Catfish threat

Fyke netting in operation at Lake Rotoiti.

Lucas Macdonald, Biosecurity Officer from the Bay of Plenty Regional Council says the education component is critical, because many boaties visiting from outside the region may not understand the catfish threat:

“It’s really important for people to realise that boats can spread these pest fish. The fish get transported along with aquatic weed in boat trailers so it’s crucial to remember the check, clean, dry message and make sure your boat is drained of water - especially when moving between waterways.”

“All it takes one person to unwittingly transport a small fragment of weed, a pest fish or its eggs to a new body of water and cause irreversible damage to our lakes,” he says. “Once established, aquatic pests are difficult and costly to control, and even harder to eradicate.”

Catfish were first discovered in Lake Rotoiti in 2016 and subsequently in Lake Rotorua in December 2018, highlighting just how easily they can spread between waterways. Since netting operations first began 3 years ago over 63,000 catfish have been caught using fyke nets. Encouragingly during the 2018/19 net season a drop of 18% catfish were caught from the previous season, despite twice as many nets being set. But with each catfish able to produce up to 6,000 eggs and survive out of water for up to 48 hours, there is no room for complacency.

What Catfish look like

The Brown bullhead catfish can grow up to 40cm long and are typically a dark brown / green colour with thick and leathery skin. They are easily identifiable by a sharp toxic spine on their fins and have four pairs of barbels around the mouth

Why they are a problem

They feed on small native fish, trout and their eggs. Catfish also compete for food with other native species, including koura (freshwater crayfish). They lower water quality by stirring up  mud to feed.

How to prevent the spread of all aquatic pests

Before leaving a lake, waterway or river:

1.    Remove all weeds from your boat trailer and gear. Not only does this prevent any aquatic weeds hitching a ride from being spread but also any small catfish or eggs that could be hiding in the weed.

2.    Empty any lake water or ballast you may be carrying. This is especially relevant to those water-skiing and wakeboarding.

3.    Don’t leave your trailer in the water.

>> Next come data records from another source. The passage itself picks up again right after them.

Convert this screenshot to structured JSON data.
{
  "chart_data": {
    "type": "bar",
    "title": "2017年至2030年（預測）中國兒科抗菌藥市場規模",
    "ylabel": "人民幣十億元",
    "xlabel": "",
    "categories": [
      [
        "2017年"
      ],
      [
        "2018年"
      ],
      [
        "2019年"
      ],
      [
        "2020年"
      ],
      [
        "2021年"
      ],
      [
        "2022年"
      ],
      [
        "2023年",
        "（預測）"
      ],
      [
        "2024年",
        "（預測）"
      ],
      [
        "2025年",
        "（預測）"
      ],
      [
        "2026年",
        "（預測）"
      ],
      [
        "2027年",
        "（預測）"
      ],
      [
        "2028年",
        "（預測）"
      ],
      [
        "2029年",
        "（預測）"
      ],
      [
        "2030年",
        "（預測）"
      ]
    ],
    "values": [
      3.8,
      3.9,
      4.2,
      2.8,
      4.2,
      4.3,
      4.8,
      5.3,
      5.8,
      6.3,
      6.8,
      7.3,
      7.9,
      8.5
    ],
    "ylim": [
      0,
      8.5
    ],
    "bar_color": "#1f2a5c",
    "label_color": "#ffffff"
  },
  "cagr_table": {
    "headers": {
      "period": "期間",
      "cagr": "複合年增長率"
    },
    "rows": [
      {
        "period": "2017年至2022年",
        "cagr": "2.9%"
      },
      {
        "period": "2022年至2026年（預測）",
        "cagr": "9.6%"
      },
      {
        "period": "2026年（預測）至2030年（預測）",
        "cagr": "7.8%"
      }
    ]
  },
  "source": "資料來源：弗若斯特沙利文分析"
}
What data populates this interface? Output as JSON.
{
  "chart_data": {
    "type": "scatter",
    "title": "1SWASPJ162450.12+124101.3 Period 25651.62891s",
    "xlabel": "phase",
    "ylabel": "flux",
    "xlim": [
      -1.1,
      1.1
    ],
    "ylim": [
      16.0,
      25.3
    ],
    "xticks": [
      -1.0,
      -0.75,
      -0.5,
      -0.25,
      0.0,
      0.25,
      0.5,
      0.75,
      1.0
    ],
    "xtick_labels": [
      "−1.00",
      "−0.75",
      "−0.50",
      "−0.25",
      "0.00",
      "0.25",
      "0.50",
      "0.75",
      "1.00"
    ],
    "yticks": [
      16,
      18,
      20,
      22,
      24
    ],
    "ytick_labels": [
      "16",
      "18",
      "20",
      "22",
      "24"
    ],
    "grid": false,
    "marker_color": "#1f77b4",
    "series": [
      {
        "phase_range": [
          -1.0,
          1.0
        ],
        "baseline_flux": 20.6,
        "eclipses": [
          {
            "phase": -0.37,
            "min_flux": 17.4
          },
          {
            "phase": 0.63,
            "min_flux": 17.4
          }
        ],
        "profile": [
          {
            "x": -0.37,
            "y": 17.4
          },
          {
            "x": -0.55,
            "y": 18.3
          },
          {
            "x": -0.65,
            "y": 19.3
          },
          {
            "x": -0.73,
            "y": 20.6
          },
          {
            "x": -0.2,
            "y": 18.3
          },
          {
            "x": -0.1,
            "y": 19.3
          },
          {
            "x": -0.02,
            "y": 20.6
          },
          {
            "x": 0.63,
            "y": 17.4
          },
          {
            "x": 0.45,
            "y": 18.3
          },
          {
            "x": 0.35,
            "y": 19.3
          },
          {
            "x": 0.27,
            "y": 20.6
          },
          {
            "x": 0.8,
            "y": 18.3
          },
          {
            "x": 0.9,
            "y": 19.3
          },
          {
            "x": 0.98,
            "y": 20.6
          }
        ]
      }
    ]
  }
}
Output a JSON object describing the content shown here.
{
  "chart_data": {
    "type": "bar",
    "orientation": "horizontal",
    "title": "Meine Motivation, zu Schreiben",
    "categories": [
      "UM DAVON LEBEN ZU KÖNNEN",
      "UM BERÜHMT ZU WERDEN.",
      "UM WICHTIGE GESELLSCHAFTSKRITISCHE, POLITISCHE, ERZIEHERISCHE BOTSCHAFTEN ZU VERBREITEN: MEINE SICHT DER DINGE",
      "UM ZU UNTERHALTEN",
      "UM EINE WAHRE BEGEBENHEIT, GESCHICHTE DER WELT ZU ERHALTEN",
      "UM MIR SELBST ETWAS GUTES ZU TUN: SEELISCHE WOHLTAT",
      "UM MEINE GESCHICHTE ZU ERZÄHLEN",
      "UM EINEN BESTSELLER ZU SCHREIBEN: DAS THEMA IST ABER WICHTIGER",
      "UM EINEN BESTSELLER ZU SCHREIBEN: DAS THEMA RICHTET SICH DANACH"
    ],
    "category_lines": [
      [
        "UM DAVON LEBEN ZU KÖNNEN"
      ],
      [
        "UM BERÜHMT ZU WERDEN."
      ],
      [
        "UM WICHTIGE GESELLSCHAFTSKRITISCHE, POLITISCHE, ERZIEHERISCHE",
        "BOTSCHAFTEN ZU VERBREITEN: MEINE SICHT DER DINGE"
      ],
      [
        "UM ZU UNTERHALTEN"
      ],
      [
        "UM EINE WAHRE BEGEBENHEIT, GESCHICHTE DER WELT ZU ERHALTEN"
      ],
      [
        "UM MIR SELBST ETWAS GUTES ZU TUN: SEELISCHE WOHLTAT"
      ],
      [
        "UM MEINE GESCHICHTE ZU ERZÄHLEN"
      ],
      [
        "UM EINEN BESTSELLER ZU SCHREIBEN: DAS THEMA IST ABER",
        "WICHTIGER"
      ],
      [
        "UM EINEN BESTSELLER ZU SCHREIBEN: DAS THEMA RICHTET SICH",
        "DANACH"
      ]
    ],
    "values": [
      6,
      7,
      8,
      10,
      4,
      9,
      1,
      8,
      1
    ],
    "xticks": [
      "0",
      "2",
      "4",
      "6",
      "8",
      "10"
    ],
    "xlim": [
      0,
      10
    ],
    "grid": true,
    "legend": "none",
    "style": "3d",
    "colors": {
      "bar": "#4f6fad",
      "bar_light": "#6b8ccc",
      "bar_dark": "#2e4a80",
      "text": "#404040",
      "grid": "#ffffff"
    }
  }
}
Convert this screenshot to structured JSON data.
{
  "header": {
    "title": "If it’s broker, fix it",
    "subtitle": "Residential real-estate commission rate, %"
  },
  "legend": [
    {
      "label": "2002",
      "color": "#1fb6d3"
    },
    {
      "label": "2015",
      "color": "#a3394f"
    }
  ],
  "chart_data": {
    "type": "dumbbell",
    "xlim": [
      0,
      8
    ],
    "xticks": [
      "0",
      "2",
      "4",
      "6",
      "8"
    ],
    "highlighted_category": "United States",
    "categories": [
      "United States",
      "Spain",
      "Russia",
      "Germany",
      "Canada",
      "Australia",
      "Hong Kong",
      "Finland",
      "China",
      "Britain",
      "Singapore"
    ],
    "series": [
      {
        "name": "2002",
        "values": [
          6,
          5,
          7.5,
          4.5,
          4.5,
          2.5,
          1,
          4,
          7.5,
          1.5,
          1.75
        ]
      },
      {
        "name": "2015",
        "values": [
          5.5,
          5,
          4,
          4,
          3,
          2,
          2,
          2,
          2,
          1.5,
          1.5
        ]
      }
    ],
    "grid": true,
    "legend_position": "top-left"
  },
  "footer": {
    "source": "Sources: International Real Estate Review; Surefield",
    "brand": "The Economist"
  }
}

If you see a catfish in any Bay of Plenty waterway, please report it by calling us on 0800 STOP PESTS (0800 786 773).

The Regional Council and Te Arawa Lakes Trust have been working closely with locals in the last 9 months to raise awareness and started a community netting programme in the Rotorua Lakes. The Te Arawa Catfish Killers have successfully netted 3,125 catfish to date, while volunteers are also on the lookout in the wider Rotorua Lakes by netting in Lakes Ōkāreka, Rotoehu, Rotomā and Tarawera.

Council-funded research currently being undertaken by NIWA and the University of Waikato to find new surveillance methods and tools to stop the spread of the pest is showing promise. The outcomes of both should hopefully be able to feed into future control activity.